以前紹介した老舗書店の閉店に続き、やはり時代の変化と共に消えていく運命なんだな…
もちろん形を変えて新しく生まれ変わる店舗も多々ある。

例えば店舗のデザインをそのままに、ワインバー、カフェなどに生まれ変わった例は多し。
https://laguiadelsibarita.files.wordpress.com/2013/05/dsc_0006.jpghttps://media-cdn.tripadvisor.com/media/photo-s/08/97/ca/f2/mantequerias-pirenaicas.jpg
あの壁ぎっしりの大棚はやっぱり魅力のポイントなんだね。(マドリッド、バルセロナのお店の例)

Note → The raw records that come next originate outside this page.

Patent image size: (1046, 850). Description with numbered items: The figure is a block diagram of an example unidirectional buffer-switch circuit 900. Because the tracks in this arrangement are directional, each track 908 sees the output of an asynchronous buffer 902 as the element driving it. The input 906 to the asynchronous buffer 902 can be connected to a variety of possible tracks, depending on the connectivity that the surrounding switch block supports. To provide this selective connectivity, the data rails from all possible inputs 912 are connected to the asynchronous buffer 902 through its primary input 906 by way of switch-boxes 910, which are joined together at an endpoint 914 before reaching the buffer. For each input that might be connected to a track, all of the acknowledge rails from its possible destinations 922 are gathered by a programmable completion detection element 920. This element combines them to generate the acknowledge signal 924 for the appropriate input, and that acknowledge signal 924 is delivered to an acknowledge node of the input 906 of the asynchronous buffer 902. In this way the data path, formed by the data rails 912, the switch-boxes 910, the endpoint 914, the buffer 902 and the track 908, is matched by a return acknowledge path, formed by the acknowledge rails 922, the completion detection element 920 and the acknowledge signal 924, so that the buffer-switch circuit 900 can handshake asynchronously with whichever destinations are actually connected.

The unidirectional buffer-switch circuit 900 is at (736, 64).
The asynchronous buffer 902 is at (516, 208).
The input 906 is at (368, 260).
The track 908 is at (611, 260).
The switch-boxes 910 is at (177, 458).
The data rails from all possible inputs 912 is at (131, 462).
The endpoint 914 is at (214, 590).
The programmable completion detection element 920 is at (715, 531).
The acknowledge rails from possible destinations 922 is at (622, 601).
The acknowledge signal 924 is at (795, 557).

またCasa Ruiz みたいに原点に戻り、商売スタイルを変えて流行っている所もある。
(乾物一般、香辛料を揃える、計り売りスタイルのお店)

絶滅品種の商売、その最期を見届けるだけ…と思ってただけに、こういう
リニューアルは嬉しかったりする。

…自分が遙か昔、マンテケリアに行く理由は醤油を買うためだった。
日本食ブーム以前の時代、醤油なんぞ存在さえマイナーで、でもここには
売ってたんだ。店のおやじが得意気に奥から出してきてた。(えらい高かった…涙)

大抵この系の店の店内は薄暗い。
壁際に溢れかえる商品に光も音も吸収されてしまうのか、何か独自の
空気感があり、そこに様々なタベモノの匂いが入り混じった、どこか懐かしい匂いがあった。

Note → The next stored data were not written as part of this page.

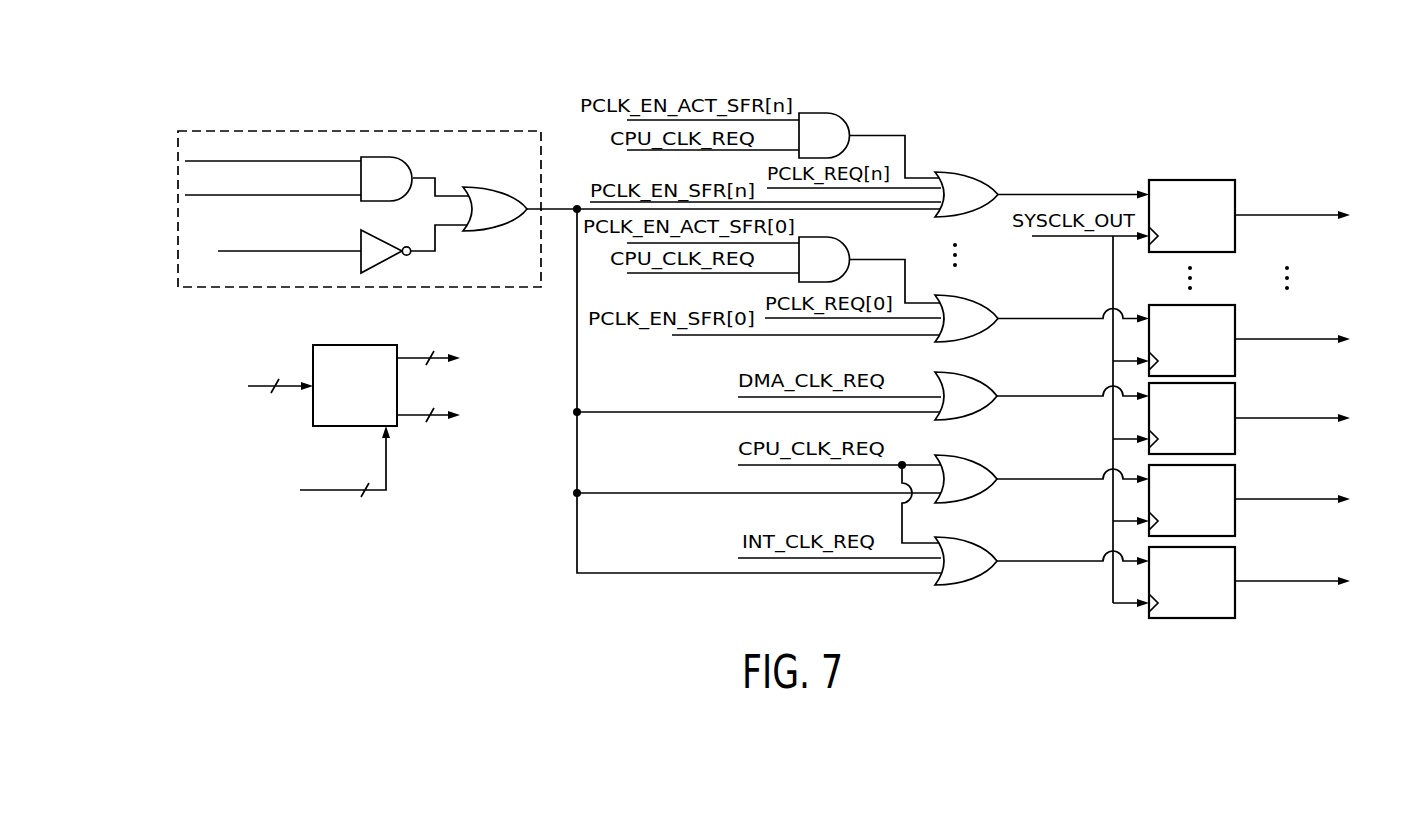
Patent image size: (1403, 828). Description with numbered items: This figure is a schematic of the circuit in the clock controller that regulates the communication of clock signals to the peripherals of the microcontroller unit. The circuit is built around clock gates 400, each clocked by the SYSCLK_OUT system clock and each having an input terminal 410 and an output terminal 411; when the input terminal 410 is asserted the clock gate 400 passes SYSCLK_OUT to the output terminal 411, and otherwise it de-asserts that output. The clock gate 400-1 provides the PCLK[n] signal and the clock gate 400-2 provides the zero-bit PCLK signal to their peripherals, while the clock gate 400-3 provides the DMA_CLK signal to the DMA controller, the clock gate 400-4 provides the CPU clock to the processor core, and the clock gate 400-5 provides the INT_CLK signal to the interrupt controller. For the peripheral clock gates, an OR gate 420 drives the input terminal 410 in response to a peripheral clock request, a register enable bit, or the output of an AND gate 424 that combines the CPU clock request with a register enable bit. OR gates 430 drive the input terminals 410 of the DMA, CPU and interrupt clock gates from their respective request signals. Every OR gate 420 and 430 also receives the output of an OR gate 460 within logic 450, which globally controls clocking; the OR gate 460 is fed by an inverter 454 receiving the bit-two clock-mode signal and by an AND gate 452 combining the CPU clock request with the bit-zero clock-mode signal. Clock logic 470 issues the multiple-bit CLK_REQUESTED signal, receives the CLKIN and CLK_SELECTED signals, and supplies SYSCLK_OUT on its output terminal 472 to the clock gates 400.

The clock gate 400 is at (1236, 401).
The clock gate 400-1 is at (1237, 236).
The clock gate 400-2 is at (1237, 360).
The clock gate 400-3 is at (1237, 438).
The clock gate 400-4 is at (1237, 519).
The clock gate 400-5 is at (1237, 601).
The input terminal 410 is at (1048, 194).
The output terminal 411 is at (1330, 213).
The OR gate 420 is at (965, 172).
The AND gate 424 is at (830, 113).
The OR gate 430 is at (963, 373).
The logic 450 is at (377, 196).
The AND gate 452 is at (394, 157).
The inverter 454 is at (380, 237).
The OR gate 460 is at (490, 233).
The clock logic 470 is at (322, 345).
The system clock output 472 is at (414, 418).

町外れの小さい店などにいくと、裏が自宅なのか、お昼に用意してる
らしい豆の煮込みのいい匂いがふんわりしてたりした。

なんかちょっとした「角打ち」システムの店もあったように思う。
小さな使い古したコップに安い地ワインを注いでくれ、生ハム1枚切ってひょいと
出してくれたりした。やはり店内は何かシンとしたものがあって、裏手のパティオ
で時々猫が小さく鳴いてるだけだった。

あの店内の空気感。薄暗さ。匂い。

お疲れの時、ふとここから抜け出してノスタルジックな世界に
浸りたい気分になるんだけど、その入り口がここにあるのかも、とこっそり
想像してみたりするのは楽しいんだ。